II. The Examining Division refused the application on the ground that it did not meet the requirements of Article 83 in conjunction with Rule 28 EPC, since there was no certainty that the above five strains had been deposited in such a way that a delivery to the public of a sample of the deposited strains, as prescribed by Rule 28(3) to (8) EPC, was possible. It was left undecided by the Examining Division whether or not the deposit in question was in conformity with the requirement of making the strains available during a sufficient period of time.

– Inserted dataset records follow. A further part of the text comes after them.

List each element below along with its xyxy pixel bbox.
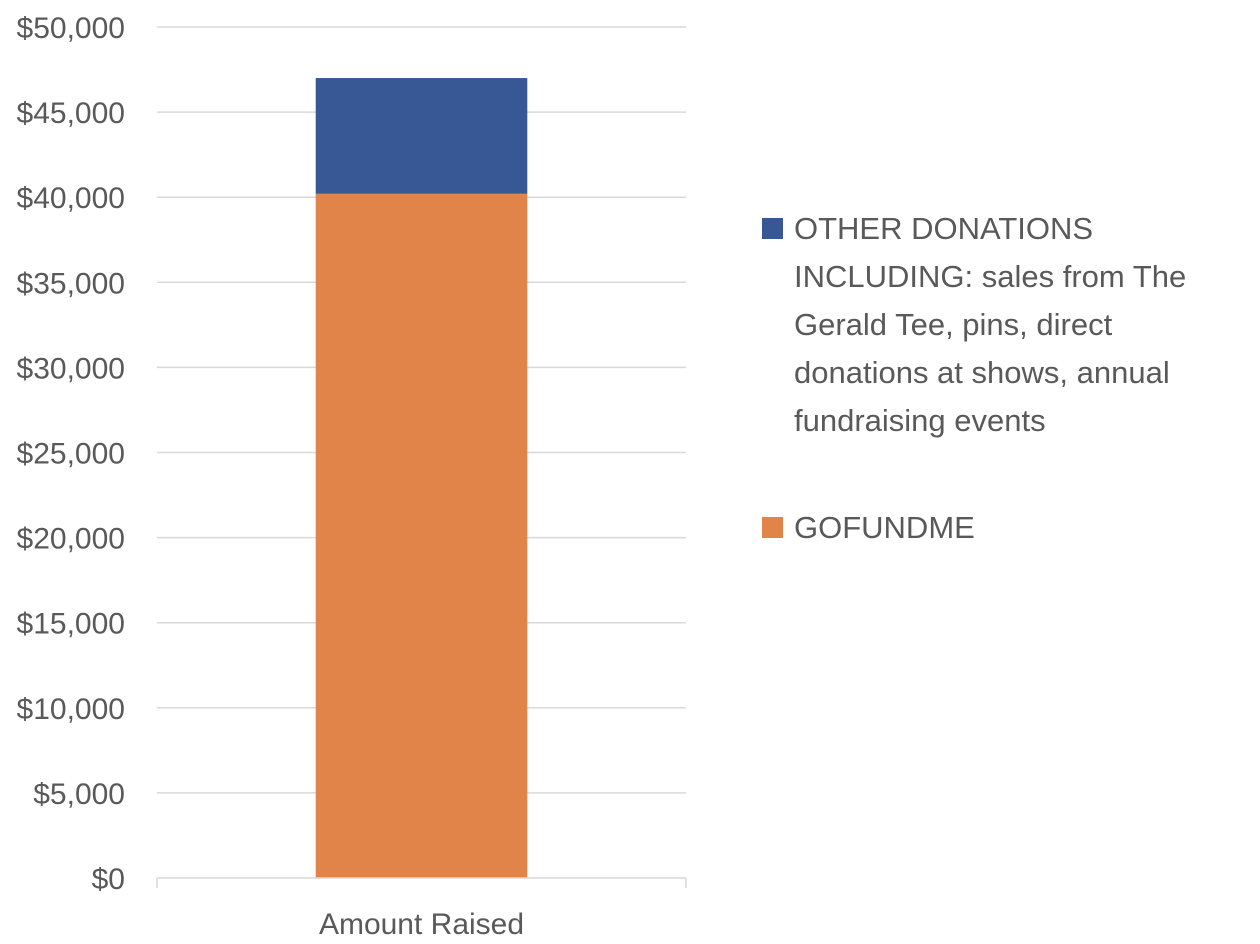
y-tick-label: $20,000	[17, 523, 125, 556]
y-tick-label: $5,000	[33, 778, 125, 811]
bars	[315, 78, 528, 878]
y-tick-label: $35,000	[17, 267, 125, 300]
y-tick-label: $10,000	[17, 693, 125, 726]
bar-other-donations	[315, 78, 528, 194]
y-tick-label: $50,000	[17, 12, 125, 45]
legend-swatch-gofundme	[762, 517, 783, 538]
legend-swatch-other-donations	[762, 218, 783, 239]
x-axis-tick-labels: Amount Raised	[319, 908, 524, 941]
y-axis-tick-labels: $0 $5,000 $10,000 $15,000 $20,000 $25,000 $30,…	[17, 12, 125, 896]
y-tick-label: $45,000	[17, 97, 125, 130]
legend-item-gofundme: GOFUNDME	[762, 504, 1252, 552]
x-axis	[156, 877, 687, 888]
legend-item-other-donations: OTHER DONATIONS INCLUDING: sales from Th…	[762, 205, 1252, 445]
legend-label-gofundme: GOFUNDME	[794, 510, 975, 545]
x-tick-label: Amount Raised	[319, 908, 524, 941]
y-tick-label: $40,000	[17, 182, 125, 215]
y-tick-label: $30,000	[17, 352, 125, 385]
legend-label-other-donations: OTHER DONATIONS INCLUDING: sales from Th…	[794, 211, 1187, 438]
legend: OTHER DONATIONS INCLUDING: sales from Th…	[762, 205, 1252, 552]
y-tick-label: $15,000	[17, 608, 125, 641]
y-tick-label: $0	[92, 863, 125, 896]
bar-gofundme	[315, 193, 528, 878]
y-tick-label: $25,000	[17, 438, 125, 471]
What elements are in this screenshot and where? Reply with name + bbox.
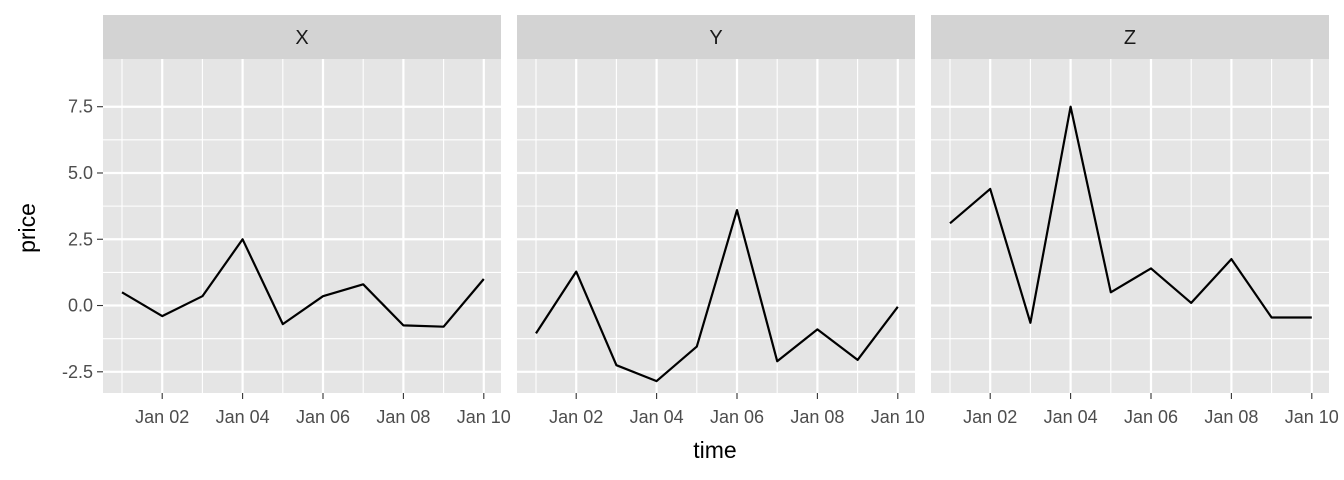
y-tick-label: 5.0 <box>68 163 93 183</box>
facet-strip-label: Z <box>1124 27 1136 49</box>
facet-strip <box>103 15 501 59</box>
panel-background <box>517 59 915 393</box>
panel-background <box>103 59 501 393</box>
facet-strip <box>517 15 915 59</box>
x-tick-label: Jan 04 <box>1044 407 1098 427</box>
panel-background <box>931 59 1329 393</box>
facet-strip-label: Y <box>709 27 722 49</box>
facet-strip <box>931 15 1329 59</box>
x-tick-label: Jan 06 <box>1124 407 1178 427</box>
x-tick-label: Jan 08 <box>790 407 844 427</box>
facet-panel-z: Z Jan 02 Jan 04 Jan 06 Jan 08 Jan 10 <box>931 15 1339 427</box>
x-axis-title: time <box>693 437 736 463</box>
y-tick-label: 0.0 <box>68 296 93 316</box>
x-tick-label: Jan 02 <box>549 407 603 427</box>
facet-panels: X Jan 02 Jan 04 Jan 06 Jan 08 Jan 10 Y Jan 02 Ja… <box>103 15 1339 427</box>
facet-panel-y: Y Jan 02 Jan 04 Jan 06 Jan 08 Jan 10 <box>517 15 925 427</box>
x-tick-label: Jan 10 <box>457 407 511 427</box>
x-tick-label: Jan 10 <box>1285 407 1339 427</box>
y-tick-label: -2.5 <box>62 362 93 382</box>
x-tick-label: Jan 06 <box>296 407 350 427</box>
series-line-y <box>535 209 899 383</box>
y-axis: -2.5 0.0 2.5 5.0 7.5 <box>62 97 103 382</box>
y-tick-label: 2.5 <box>68 229 93 249</box>
facet-strip-label: X <box>295 27 308 49</box>
x-tick-label: Jan 10 <box>871 407 925 427</box>
y-axis-title: price <box>14 203 40 253</box>
x-tick-label: Jan 06 <box>710 407 764 427</box>
series-line-x <box>121 238 485 328</box>
x-tick-label: Jan 04 <box>630 407 684 427</box>
series-line-z <box>949 105 1312 324</box>
x-tick-label: Jan 02 <box>135 407 189 427</box>
x-tick-label: Jan 08 <box>376 407 430 427</box>
x-tick-label: Jan 04 <box>216 407 270 427</box>
x-tick-label: Jan 08 <box>1204 407 1258 427</box>
y-tick-label: 7.5 <box>68 97 93 117</box>
facet-panel-x: X Jan 02 Jan 04 Jan 06 Jan 08 Jan 10 <box>103 15 511 427</box>
x-tick-label: Jan 02 <box>963 407 1017 427</box>
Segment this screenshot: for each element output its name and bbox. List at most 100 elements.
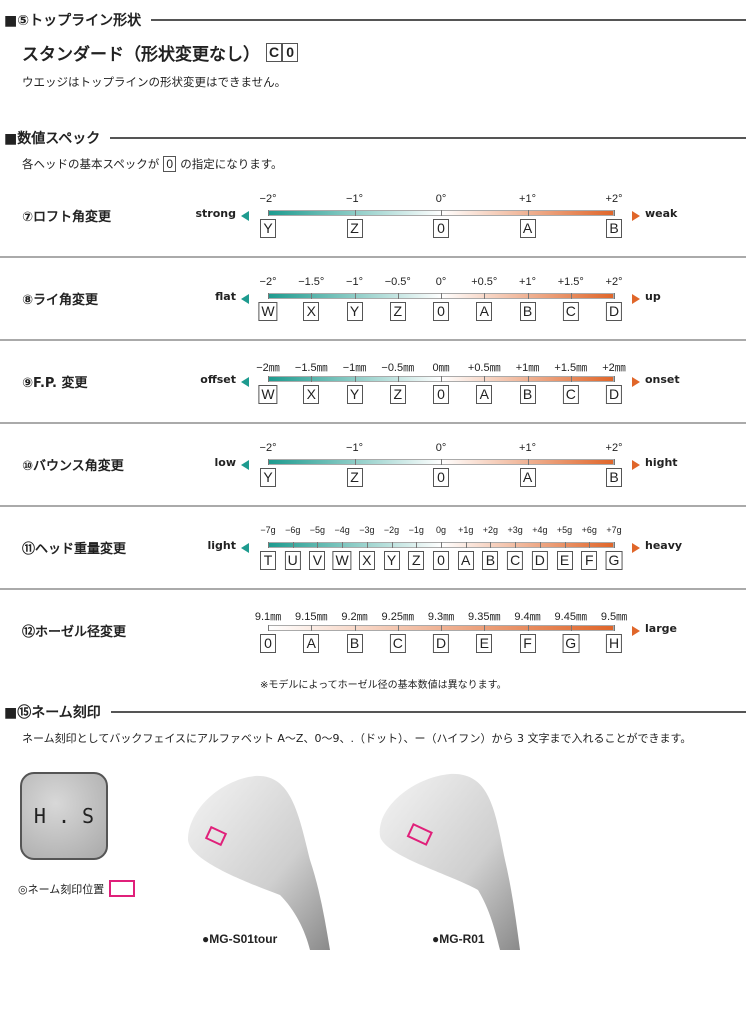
tick-label: −2° [259, 276, 277, 288]
tick-label: 0g [435, 525, 447, 535]
tick-label: −6g [285, 525, 301, 535]
scale-tick [391, 542, 393, 548]
tick-label: −2g [383, 525, 400, 535]
tick-label: +1.5㎜ [554, 362, 588, 374]
tick-label: +2° [605, 276, 623, 288]
name-note: ネーム刻印としてバックフェイスにアルファベット A〜Z、0〜9、.（ドット）、ー… [22, 732, 692, 745]
tick-label: −7g [260, 525, 276, 535]
right-label: onset [645, 373, 680, 386]
code-box: A [519, 468, 536, 487]
tick-label: +2㎜ [602, 362, 626, 374]
left-label: light [207, 539, 236, 552]
code-box: C [507, 551, 524, 570]
scale-tick [527, 459, 529, 465]
scale-tick [441, 293, 442, 299]
tick-label: +4g [532, 525, 548, 535]
tick-label: 9.1㎜ [254, 611, 282, 623]
tick-label: +2° [605, 193, 623, 205]
tick-label: +7g [606, 525, 622, 535]
tick-label: 9.2㎜ [341, 611, 368, 623]
code-box: Z [389, 302, 406, 321]
tick-label: +1g [458, 525, 474, 535]
code-box: Y [383, 551, 400, 570]
code-box: C [562, 385, 579, 404]
code-box: H [605, 634, 623, 653]
code-box: 0 [433, 551, 449, 570]
tick-label: +0.5㎜ [467, 362, 501, 374]
code-box: G [562, 634, 580, 653]
section-heading-name: ■⑮ネーム刻印 [4, 702, 746, 722]
scale-tick [527, 293, 529, 299]
scale-tick [484, 376, 486, 382]
right-arrow-icon [632, 211, 640, 221]
scale-tick [614, 293, 615, 299]
code-box: X [358, 551, 375, 570]
right-arrow-icon [632, 460, 640, 470]
tick-label: 0° [435, 276, 447, 288]
tick-label: −1° [346, 276, 363, 288]
scale-tick [484, 625, 486, 631]
tick-label: +0.5° [471, 276, 498, 288]
tick-label: 9.45㎜ [554, 611, 587, 623]
scale-tick [527, 376, 529, 382]
left-arrow-icon [241, 377, 249, 387]
scale-tick [527, 625, 529, 631]
left-arrow-icon [241, 460, 249, 470]
scale-tick [366, 542, 368, 548]
tick-label: 9.3㎜ [427, 611, 455, 623]
code-box: A [476, 302, 493, 321]
tick-label: 9.25㎜ [381, 611, 414, 623]
code-box: W [258, 385, 278, 404]
code-box: B [482, 551, 499, 570]
tick-label: −0.5㎜ [381, 362, 415, 374]
right-arrow-icon [632, 626, 640, 636]
scale-tick [268, 376, 269, 382]
tick-label: −2° [259, 193, 277, 205]
tick-label: +1㎜ [515, 362, 540, 374]
right-arrow-icon [632, 377, 640, 387]
right-arrow-icon [632, 294, 640, 304]
model-label: ●MG-S01tour [202, 932, 278, 946]
note-text: 各ヘッドの基本スペックが [22, 157, 160, 171]
scale-tick [614, 459, 615, 465]
tick-label: −2㎜ [256, 362, 280, 374]
heading-text: ■数値スペック [4, 131, 101, 147]
code-box: Y [260, 219, 276, 238]
right-label: weak [645, 207, 678, 220]
section-heading-spec: ■数値スペック [4, 128, 746, 148]
code-box: B [346, 634, 363, 653]
row-title: ⑧ライ角変更 [22, 293, 99, 308]
marker-icon [109, 880, 136, 897]
code-box: E [476, 634, 493, 653]
code-box: A [519, 219, 536, 238]
scale-tick [354, 459, 356, 465]
code-box: D [432, 634, 450, 653]
code-box: F [581, 551, 598, 570]
row-note: ※モデルによってホーゼル径の基本数値は異なります。 [260, 680, 507, 691]
scale-tick [614, 542, 615, 548]
tick-label: −1㎜ [342, 362, 367, 374]
scale-tick [539, 542, 541, 548]
tick-label: −3g [359, 525, 375, 535]
row-separator [0, 588, 746, 590]
tick-label: +1° [519, 276, 536, 288]
scale-tick [614, 210, 615, 216]
scale-tick [317, 542, 319, 548]
scale-tick [441, 542, 442, 548]
scale-tick [441, 376, 442, 382]
tick-label: +1° [519, 442, 536, 454]
tick-label: −1g [408, 525, 424, 535]
scale-tick [397, 376, 399, 382]
scale-tick [441, 210, 442, 216]
right-label: up [645, 290, 661, 303]
code-box: D [605, 302, 623, 321]
club-image-mg-r01 [379, 773, 520, 950]
code-box: C [562, 302, 579, 321]
code-box: X [303, 302, 320, 321]
tick-label: 0㎜ [432, 362, 450, 374]
row-separator [0, 505, 746, 507]
tick-label: −5g [309, 525, 326, 535]
right-arrow-icon [632, 543, 640, 553]
row-title: ⑩バウンス角変更 [22, 459, 124, 474]
code-box: W [258, 302, 278, 321]
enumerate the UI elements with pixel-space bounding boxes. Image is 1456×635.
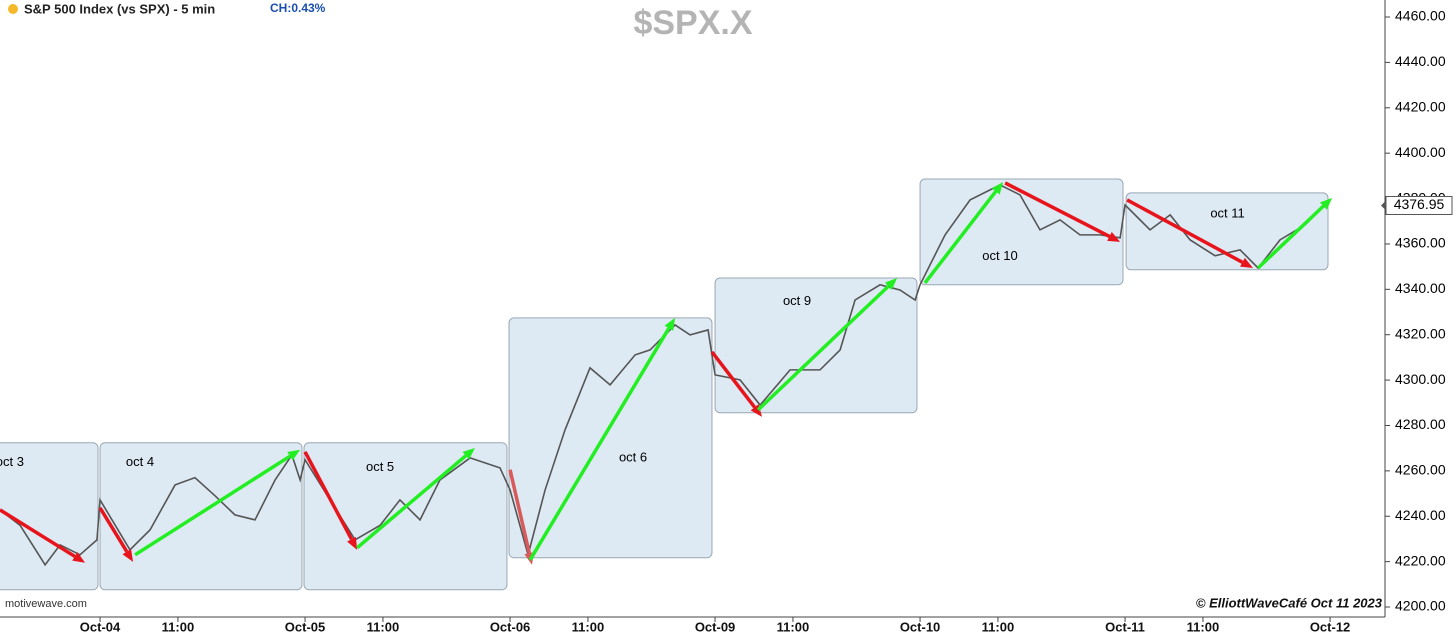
arrow-head	[1107, 231, 1121, 242]
y-tick-label: 4360.00	[1395, 235, 1446, 251]
trend-arrow	[528, 327, 671, 561]
day-box	[714, 277, 918, 414]
arrow-head	[122, 549, 134, 562]
day-box	[303, 442, 508, 591]
y-tick-label: 4240.00	[1395, 507, 1446, 523]
day-box-label: oct 5	[366, 459, 394, 474]
y-tick-label: 4420.00	[1395, 98, 1446, 114]
y-tick-label: 4340.00	[1395, 280, 1446, 296]
trend-arrow	[923, 190, 998, 285]
arrow-head	[347, 536, 358, 550]
arrow-head	[664, 317, 676, 331]
day-boxes: oct 3 oct 4 oct 5 oct 6 oct 9 oct 10 oct 11	[0, 178, 1329, 591]
arrow-head	[991, 181, 1004, 195]
x-tick-label: 11:00	[162, 619, 195, 634]
day-box-label: oct 6	[619, 449, 647, 464]
y-tick-label: 4440.00	[1395, 53, 1446, 69]
x-tick-label: 11:00	[367, 619, 400, 634]
x-tick-label: 11:00	[1187, 619, 1220, 634]
x-tick-label: 11:00	[777, 619, 810, 634]
trend-arrow	[1126, 198, 1244, 264]
chart-title: S&P 500 Index (vs SPX) - 5 min	[24, 1, 215, 16]
x-tick-label: Oct-06	[490, 619, 530, 634]
price-line	[0, 184, 1331, 567]
arrow-head	[1319, 197, 1333, 210]
x-tick-label: 11:00	[572, 619, 605, 634]
trend-arrow	[98, 506, 129, 553]
x-tick-label: Oct-12	[1310, 619, 1350, 634]
trend-arrow	[134, 454, 291, 557]
x-tick-label: Oct-05	[285, 619, 325, 634]
x-tick-label: Oct-09	[695, 619, 735, 634]
credit: © ElliottWaveCafé Oct 11 2023	[1196, 595, 1383, 610]
day-box-label: oct 11	[1210, 205, 1244, 220]
trend-arrow	[1004, 181, 1111, 238]
arrow-head	[287, 449, 301, 461]
arrow-head	[72, 552, 86, 563]
trend-arrow	[355, 454, 467, 550]
x-tick-label: Oct-11	[1105, 619, 1145, 634]
change: CH:0.43%	[270, 1, 326, 15]
last-price-pointer	[1381, 200, 1386, 211]
y-tick-label: 4300.00	[1395, 371, 1446, 387]
arrow-head	[1240, 257, 1253, 268]
day-box-label: oct 4	[126, 454, 154, 469]
day-box	[919, 178, 1124, 286]
day-box-label: oct 10	[982, 248, 1017, 263]
arrow-head	[884, 277, 898, 290]
status-dot	[8, 4, 18, 14]
x-tick-label: 11:00	[982, 619, 1015, 634]
y-tick-label: 4200.00	[1395, 598, 1446, 614]
trend-arrow	[756, 284, 890, 412]
y-tick-label: 4400.00	[1395, 144, 1446, 160]
arrow-head	[462, 447, 475, 460]
day-box-label: oct 3	[0, 454, 24, 469]
watermark: motivewave.com	[5, 598, 87, 610]
trend-arrow	[710, 350, 757, 409]
symbol: $SPX.X	[633, 4, 752, 42]
trend-arrow	[1256, 204, 1325, 270]
plot	[0, 181, 1333, 567]
y-tick-label: 4220.00	[1395, 552, 1446, 568]
trend-arrow	[0, 508, 76, 558]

III. In the appeal against the decision by the Examining Division, it is requested to grant a patent on the basis of Claims 1-17 presently on file.
Reasons for the Decision
1. The appeal is admissible.
2. The deposit of the five micro-organisms in question was, as appears from paragraph I above, made before the date of filing of the present European patent application. The depositary institution used in this case, NRRL, was at that point in time, and is still, recognised by the EPO for the purpose of Rule 28 EPC both in its capacity as international depositary authority under the Budapest Treaty and on the basis of a special agreement with the EPO of 29 October 1979 (see OJ EPO 1980, 4 and OJ EPO 1981, 29).
3. The problem in this case is that the deposit was originally made for the purpose of the US priority application without the deposit subsequently being converted into a deposit under Rule 28 EPC or under the Budapest Treaty before the filing of the European application, which may have created a gap in time of almost 14 months with regard to the availability of the deposited organisms to the public. As fully explained by this Board in the decision of 15 November 1988 in case T 39/88 (to be reported in OJ EPO), there may be a deficiency in complying with Rule 28 EPC when the deposit of a culture of a micro-organism, originally made under other legislation, was not converted into a deposit under Rule 28 EPC or the Budapest Treaty before the filing of a European patent application. Nevertheless, due to the lack of clarity in this respect, which was inherent in the system of deposits at that time, it has not been considered as justified to refuse, on this sole ground, a European patent application filed before the publication of the clarifying notice of the EPO dated 18 July 1986 concerning patent applications and European patents in which reference is made to micro-organisms (OJ EPO 1986, 269). This principle does, in the Board's view, fully apply also to the present case and there is for the purpose of deciding this case, therefore, no point in dealing with various submissions made by the Appellant to the effect that the deposit ought to be considered as fully complying with all the requirements of Rule 28 EPC.
4. In the decision under appeal it was left open, whether the deposit in question fulfils the requirement of making the deposited strains available during a sufficient period of time (cf. OJ EPO 1978, 303, point 12). There were further made some remarks in paragraph 4 of the reasons for the decision (see sections 3 and 4) concerning the first portion of Claim 1 and a certain part of the description, which seem to be unclear in this context. Finally, it appears from that decision that the Examining Division has not yet completed the substantive examination of the application. The case has therefore to be remitted to the Examining Division for further prosecution.
ORDER
For these reasons, it is decided that:
1. The decision under appeal is set aside.
2. The application is referred back to the Examining Division for further prosecution on the basis of Claims 1-17 presently on file.